The government has introduced Bill 29, the Local Authorities Election Amendment Act, which, if passed, will level the playing field for candidates and increase voter participation.
The previous government updated the act in 2018 – but failed to address many critical gaps. The proposed changes will address those gaps, such as creating a level playing field for challengers and incumbents and more democratic elections for voters and citizens. The proposed changes were informed by an extensive consultation process with voters, community advocacy groups, elected officials, school board associations, municipalities and municipal associations.
“The next round of local elections will be critical for the future of Alberta. These changes are about levelling the playing field, so the best candidates for local office – regardless of where they stand on the political spectrum – are running and winning.” Kaycee Madu, Minister of Municipal Affairs
“AUMA and its members support many of these practical changes to the Local Authorities Election Act that enable fair, transparent elections. It is paramount that local elections remain local, and that amendments preserve the non-partisan, democratic processes that Albertans expect.” Barry Morishita, president, Alberta Urban Municipalities Association
“It is crucial that municipal elections focus on local issues and provide a level playing field for all candidates. The Local Authorities Election Act continues to be an important tool in supporting local democracy and strong municipal governance. RMA looks forward to working with members to implement changes to the act in advance of the upcoming 2021 municipal election.” Al Kemmere, president, Rural Municipalities of Alberta
“This legislation was updated in 2018, but those changes didn’t do a lot to help newcomers. As a previously unknown challenger who successfully defeated an incumbent by working extremely hard, I know first-hand how hard it is to break into local politics. These changes create hope and opportunity for all those seeking to represent their communities.” Jon Dziadyk, Ward 3 councillor, City of Edmonton
“Local leadership matters. These common-sense improvements will help level the playing field and remove barriers to entry. We need a diverse field of candidates to step forward to offer their leadership through our many present challenges. By reducing advantages for incumbents, and increasing financial oversight over large campaigns, Albertans will have more tools and better opportunity to hold their elected officials accountable. Alberta is set to have races that celebrate our full diversity and allow for the most competitive local elections in the country.” Jeromy Farkas, Ward 11 councillor, City of Calgary
Some of the proposed amendments to municipal and school board elections include:
Ensuring campaign surpluses over $1,000 are donated to charity, instead of requiring municipalities and school boards to open trust accounts to hold them – levelling the playing field for new candidates who may not have previously raised funds.

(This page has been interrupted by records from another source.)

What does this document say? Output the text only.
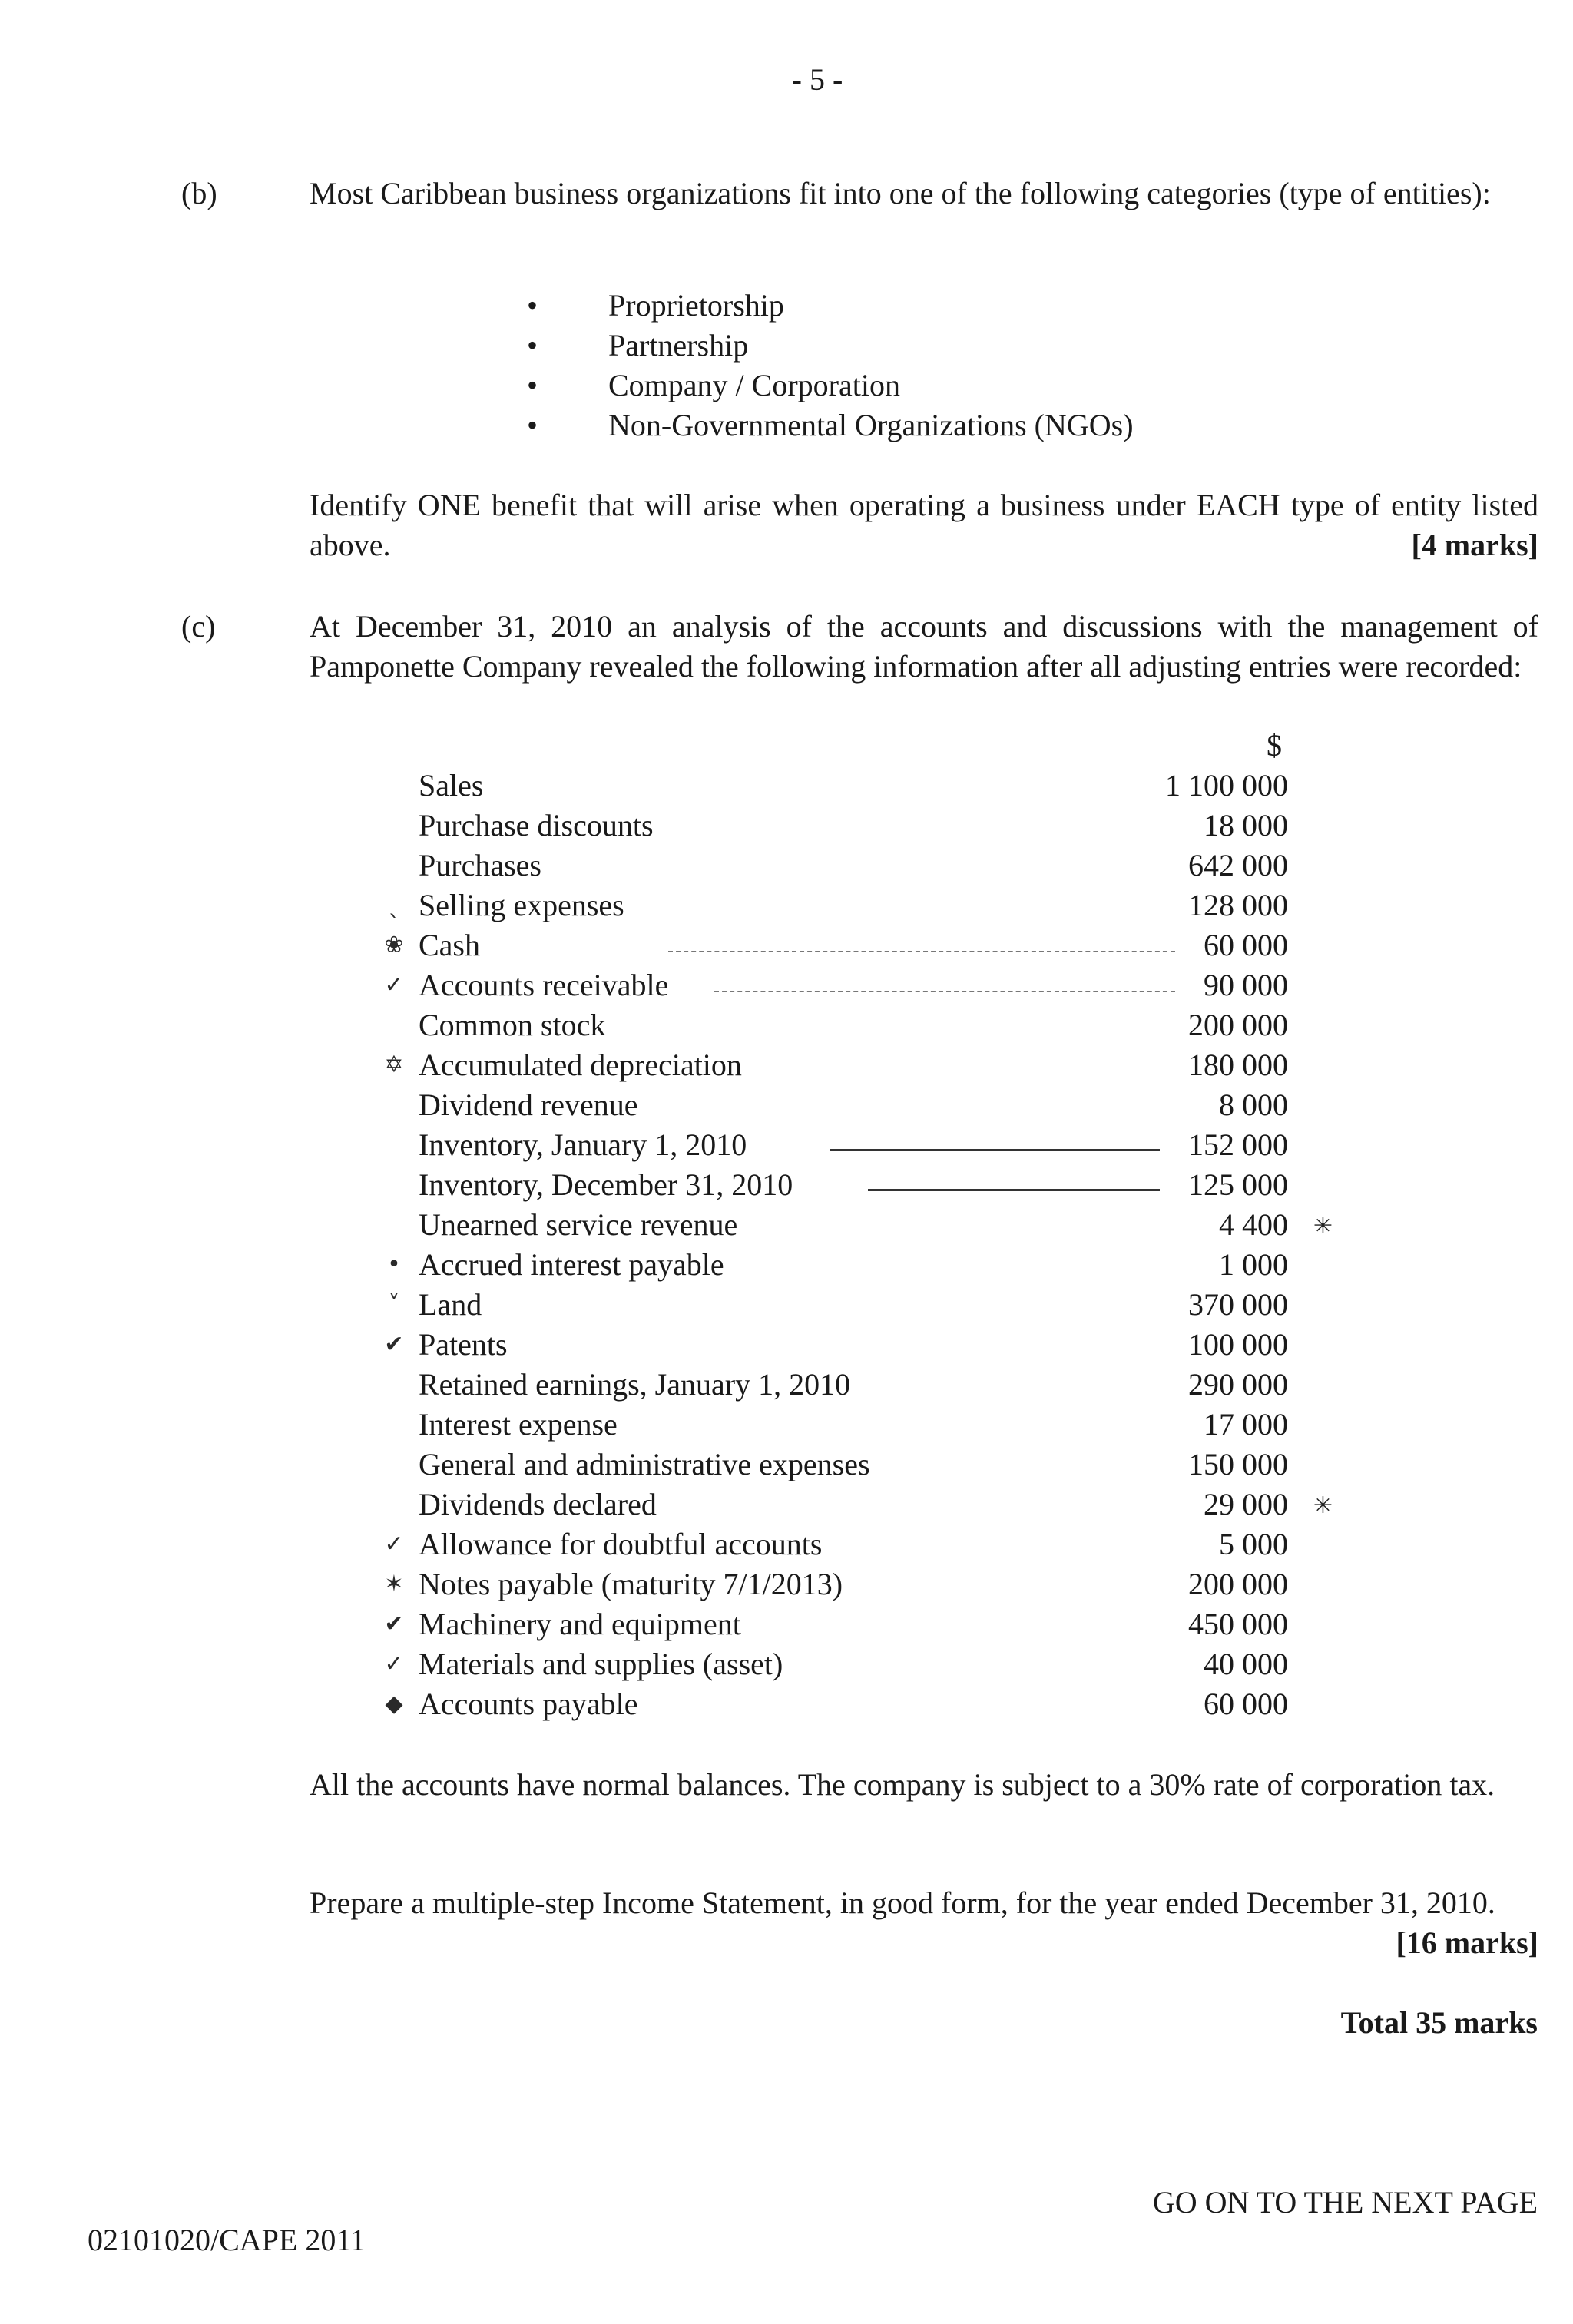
- 5 -
(b)	Most Caribbean business organizations fit into one of the following categories (type of entities):
• Proprietorship
• Partnership
• Company / Corporation
• Non-Governmental Organizations (NGOs)
Identify ONE benefit that will arise when operating a business under EACH type of entity listed above.	[4 marks]
(c)	At December 31, 2010 an analysis of the accounts and discussions with the management of Pamponette Company revealed the following information after all adjusting entries were recorded:
$
Sales	1 100 000
Purchase discounts	18 000
Purchases	642 000
ˎ Selling expenses	128 000
❀ Cash	60 000
✓ Accounts receivable	90 000
Common stock	200 000
✡ Accumulated depreciation	180 000
Dividend revenue	8 000
Inventory, January 1, 2010	152 000
Inventory, December 31, 2010	125 000
Unearned service revenue	4 400 ✳
• Accrued interest payable	1 000
˅ Land	370 000
✔ Patents	100 000
Retained earnings, January 1, 2010	290 000
Interest expense	17 000
General and administrative expenses	150 000
Dividends declared	29 000 ✳
✓ Allowance for doubtful accounts	5 000
✶ Notes payable (maturity 7/1/2013)	200 000
✔ Machinery and equipment	450 000
✓ Materials and supplies (asset)	40 000
◆ Accounts payable	60 000
All the accounts have normal balances. The company is subject to a 30% rate of corporation tax.
Prepare a multiple-step Income Statement, in good form, for the year ended December 31, 2010.
[16 marks]
Total 35 marks
GO ON TO THE NEXT PAGE
02101020/CAPE 2011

Allowing Albertans to support and donate to as many candidates as they choose, up to $5,000 per candidate – ensuring those without public name recognition have more flexibility to raise funds and get their message out.
Protecting freedom of speech for third-party advertisers, like unions and corporations, by removing the definition of “political advertising” from the act – creating more open debates on issues and policies.
Allowing candidates to self-finance up to $10,000 a year for their campaigns.
Increasing the limit that potential candidates can raise outside of the campaign period from $2,000 to $5,000 annually – allowing candidates, particularly newcomers, to take steps to increase public awareness earlier.
Making it so candidates do not have to file any disclosures before election day, meaning they can spend their time on their main priority – running for office.
To increase transparency, candidates who receive contributions of $50,000 or who spend more than $50,000 will be required to have a chartered professional accountant review their financial statements before submitting them to the municipality or school board.
A surplus of less than $1,000 may be kept by the candidate and used at their discretion.
The electoral changes will be made as soon as possible to give municipalities and school boards time to prepare materials, candidate packages, municipal bylaws and procedures for the 2021 elections.
If passed, Bill 29 will take effect on Sept. 1.